When my last 2 work trips occurred last year (3.5 weeks away in total over 6 weeks), she was allowed to come back into the bedroom full time.  Then I got sick.  Really sick.  I slept in the spare bedroom. She was glad I was home, but since I had been away & was so different when I came back, things were uncertain for her.  Then my husband got a cold, and she moved in with me.  Eventually, we all moved back to the master bedroom.  This is where we are now.

We had a perfect opportunity to move her back with the "whistle" situation.  I hadn't done much more research by this point, and it seemed like having a good motivator would allow her to make the goal.  She wanted one so bad that she tried sleeping in her room by herself that night.
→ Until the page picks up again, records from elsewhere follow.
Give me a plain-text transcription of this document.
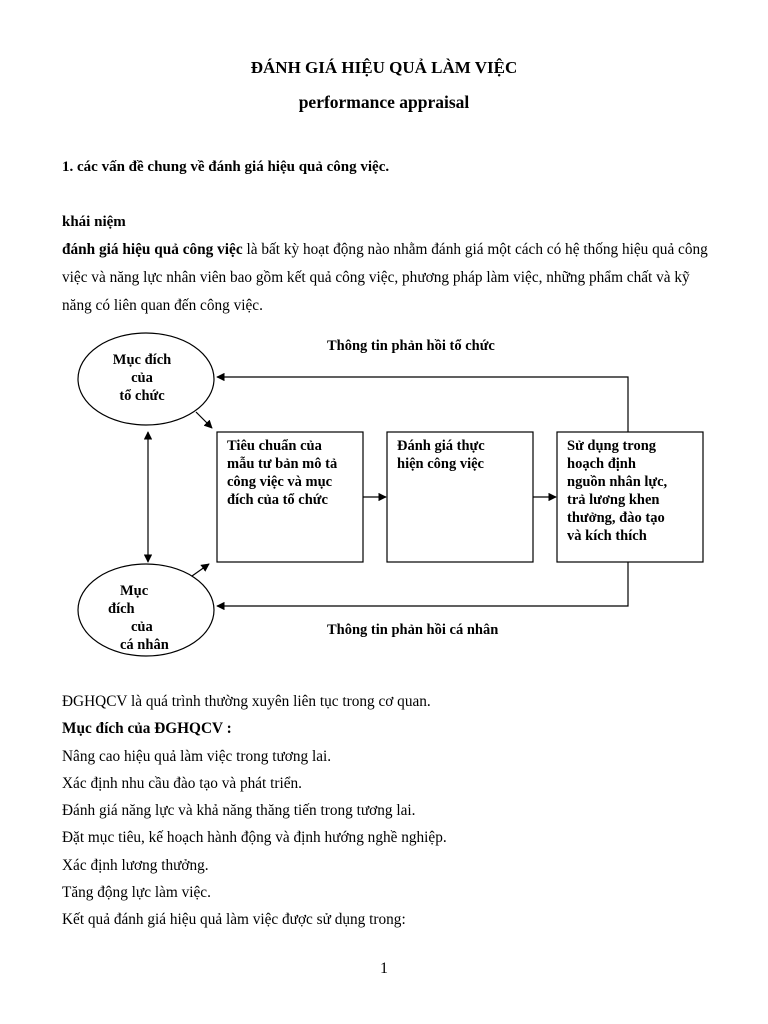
ĐÁNH GIÁ HIỆU QUẢ LÀM VIỆC
performance appraisal
1. các vấn đề chung về đánh giá hiệu quả công việc.
khái niệm
đánh giá hiệu quả công việc là bất kỳ hoạt động nào nhằm đánh giá một cách có hệ thống hiệu quả công việc và năng lực nhân viên bao gồm kết quả công việc, phương pháp làm việc, những phẩm chất và kỹ năng có liên quan đến công việc.
Thông tin phản hồi tổ chức
Thông tin phản hồi cá nhân
Mục đích
của
tổ chức
Mục
đích
của
cá nhân
Tiêu chuẩn của
mẫu tư bản mô tả
công việc và mục
đích của tổ chức
Đánh giá thực
hiện công việc
Sử dụng trong
hoạch định
nguồn nhân lực,
trả lương khen
thưởng, đào tạo
và kích thích
ĐGHQCV là quá trình thường xuyên liên tục trong cơ quan.
Mục đích của ĐGHQCV :
Nâng cao hiệu quả làm việc trong tương lai.
Xác định nhu cầu đào tạo và phát triển.
Đánh giá năng lực và khả năng thăng tiến trong tương lai.
Đặt mục tiêu, kế hoạch hành động và định hướng nghề nghiệp.
Xác định lương thưởng.
Tăng động lực làm việc.
Kết quả đánh giá hiệu quả làm việc được sử dụng trong:
1
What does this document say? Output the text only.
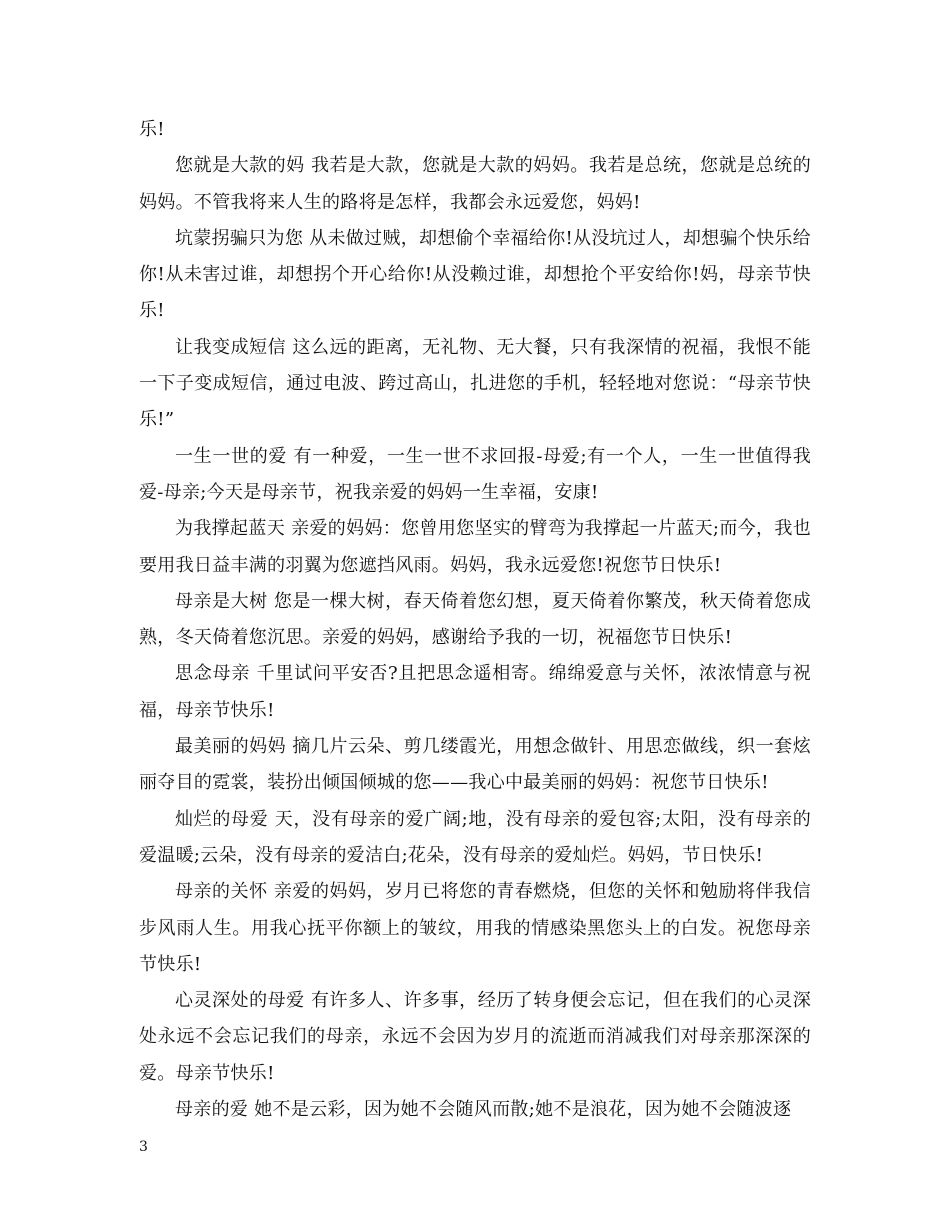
乐!

您就是大款的妈 我若是大款，您就是大款的妈妈。我若是总统，您就是总统的妈妈。不管我将来人生的路将是怎样，我都会永远爱您，妈妈!

坑蒙拐骗只为您 从未做过贼，却想偷个幸福给你!从没坑过人，却想骗个快乐给你!从未害过谁，却想拐个开心给你!从没赖过谁，却想抢个平安给你!妈，母亲节快乐!

让我变成短信 这么远的距离，无礼物、无大餐，只有我深情的祝福，我恨不能一下子变成短信，通过电波、跨过高山，扎进您的手机，轻轻地对您说：“母亲节快乐!”

一生一世的爱 有一种爱，一生一世不求回报-母爱;有一个人，一生一世值得我爱-母亲;今天是母亲节，祝我亲爱的妈妈一生幸福，安康!

为我撑起蓝天 亲爱的妈妈：您曾用您坚实的臂弯为我撑起一片蓝天;而今，我也要用我日益丰满的羽翼为您遮挡风雨。妈妈，我永远爱您!祝您节日快乐!

母亲是大树 您是一棵大树，春天倚着您幻想，夏天倚着你繁茂，秋天倚着您成熟，冬天倚着您沉思。亲爱的妈妈，感谢给予我的一切，祝福您节日快乐!

思念母亲 千里试问平安否?且把思念遥相寄。绵绵爱意与关怀，浓浓情意与祝福，母亲节快乐!

最美丽的妈妈 摘几片云朵、剪几缕霞光，用想念做针、用思恋做线，织一套炫丽夺目的霓裳，装扮出倾国倾城的您——我心中最美丽的妈妈：祝您节日快乐!

灿烂的母爱 天，没有母亲的爱广阔;地，没有母亲的爱包容;太阳，没有母亲的爱温暖;云朵，没有母亲的爱洁白;花朵，没有母亲的爱灿烂。妈妈，节日快乐!

母亲的关怀 亲爱的妈妈，岁月已将您的青春燃烧，但您的关怀和勉励将伴我信步风雨人生。用我心抚平你额上的皱纹，用我的情感染黑您头上的白发。祝您母亲节快乐!

心灵深处的母爱 有许多人、许多事，经历了转身便会忘记，但在我们的心灵深处永远不会忘记我们的母亲，永远不会因为岁月的流逝而消减我们对母亲那深深的爱。母亲节快乐!

母亲的爱 她不是云彩，因为她不会随风而散;她不是浪花，因为她不会随波逐

3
It lasted all of 60 minutes before she cried herself to hysteria and moved back to our room.  Eventually, she took a nap in her room a week later, and this qualified as a step forward so she got her whistle.

After this, I looked at what the recommended process is.  The research says we are going to have to do tough love.  They say start by having one of us (probably me) sleep on the floor by her bed for a week.  When she wakes up at night, one of us will be there.  Then we slowly move step by step out of the room until she is doing it by herself.  I don't know if there is ever going to be a good time for this to really start.  We are just going to have to do it.

I haven't resolved myself yet to making it happen.  We will one of these days, and I will relearn how to sleep without little feet in my stomach.  Then we will visit Norway, and it will all start over again.  These circles happen in our lives over and over again, and we just need to get through them.  I hope I am strong enough to be strong for her too.